The new Hollywood thriller, The Debt, is another exercise in one of tinseltown’s favorite themes – moral relativism. In this film, a group of three Israeli agents, infiltrated into East Berlin in the mid 1960s in order to capture a notorious Nazi concentration camp butcher, lie to the world for 30 years about the outcome of their inglorious adventure. Torn by guilt to various degrees (from none to overwhelming), they bask in undeserved glory for a lifetime until, in the mid 1990s, the specter of their horrible secret being revealed leads to a desperate attempt to cover up their moral misbehavior.

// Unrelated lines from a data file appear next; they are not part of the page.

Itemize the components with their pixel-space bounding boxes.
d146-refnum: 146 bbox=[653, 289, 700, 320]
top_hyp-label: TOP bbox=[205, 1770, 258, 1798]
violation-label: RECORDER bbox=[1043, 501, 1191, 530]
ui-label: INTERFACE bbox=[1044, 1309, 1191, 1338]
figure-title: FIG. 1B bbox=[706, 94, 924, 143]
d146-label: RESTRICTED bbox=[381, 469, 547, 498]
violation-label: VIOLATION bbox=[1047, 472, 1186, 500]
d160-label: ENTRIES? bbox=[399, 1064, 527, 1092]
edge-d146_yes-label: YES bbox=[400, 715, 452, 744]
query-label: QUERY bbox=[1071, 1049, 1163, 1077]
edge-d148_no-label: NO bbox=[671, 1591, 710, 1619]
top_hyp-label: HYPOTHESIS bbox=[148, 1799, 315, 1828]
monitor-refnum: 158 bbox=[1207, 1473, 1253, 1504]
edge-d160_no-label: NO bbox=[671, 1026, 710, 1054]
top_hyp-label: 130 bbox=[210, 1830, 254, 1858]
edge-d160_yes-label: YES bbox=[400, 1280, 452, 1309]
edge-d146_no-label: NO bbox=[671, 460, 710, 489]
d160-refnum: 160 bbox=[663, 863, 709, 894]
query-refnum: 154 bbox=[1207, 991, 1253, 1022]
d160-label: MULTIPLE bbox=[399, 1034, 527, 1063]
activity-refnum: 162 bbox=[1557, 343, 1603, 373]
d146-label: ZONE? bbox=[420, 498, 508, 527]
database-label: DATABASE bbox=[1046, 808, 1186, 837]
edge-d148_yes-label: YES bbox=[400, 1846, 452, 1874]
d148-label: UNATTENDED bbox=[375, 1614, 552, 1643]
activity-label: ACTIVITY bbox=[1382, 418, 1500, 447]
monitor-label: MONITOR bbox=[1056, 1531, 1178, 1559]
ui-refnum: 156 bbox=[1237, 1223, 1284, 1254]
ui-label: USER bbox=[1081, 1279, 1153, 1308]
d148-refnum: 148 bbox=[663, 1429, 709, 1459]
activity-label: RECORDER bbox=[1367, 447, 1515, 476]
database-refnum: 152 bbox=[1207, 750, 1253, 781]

The movie is very well done. The acting is superb, the sets are graphic and seemingly authentic, the dialog crisp and the action scenes – at which Hollywood is so expert – are taut and exciting. The seamless weave of past and present is extremely clever. The moral quandary in which the agents find themselves when their extraction plans go awry is starkly drawn, compelling to contemplate and completely believable. Oh there is much in the movie that is not believable: the small size of the Israeli team; the aging Nazi butcher overpowering the female agent even though earlier in the film she is shown outdueling her fellow male agents in hand-to-hand combat; the same Nazi butcher, now 90-something, winning a strenuous knife fight; and the despicable narcissism of one of the male agents – now elderly and crippled – portrayed as an unspecified member of the Israeli cabinet, perhaps even the Prime Minister, plotting to silence the other agents when their moral consciences are about to burst after 30 years.
Overall though, from the point of view of entertainment, the film certainly delivers. What about the message? It is – as is often true of Hollywood exercises in relativism – ambiguous and uncertain. The Nazi butcher is portrayed as inherently evil, but at the same time he expresses concern for his devoted and innocent wife who will be devastated by his disappearance. The female Israeli agent – 30 years later – although increasingly troubled by her lie, is conflicted by the fact that her daughter’s life has been successfully constructed on the basis of that lie. And of course, the agents themselves, confronted by monstrous evil and the opportunity to help heal some of the wounds inflicted by that evil – alas, only at the cost of moral dishonor – spend their lives tormented by what should have been – and still can be – the right choice.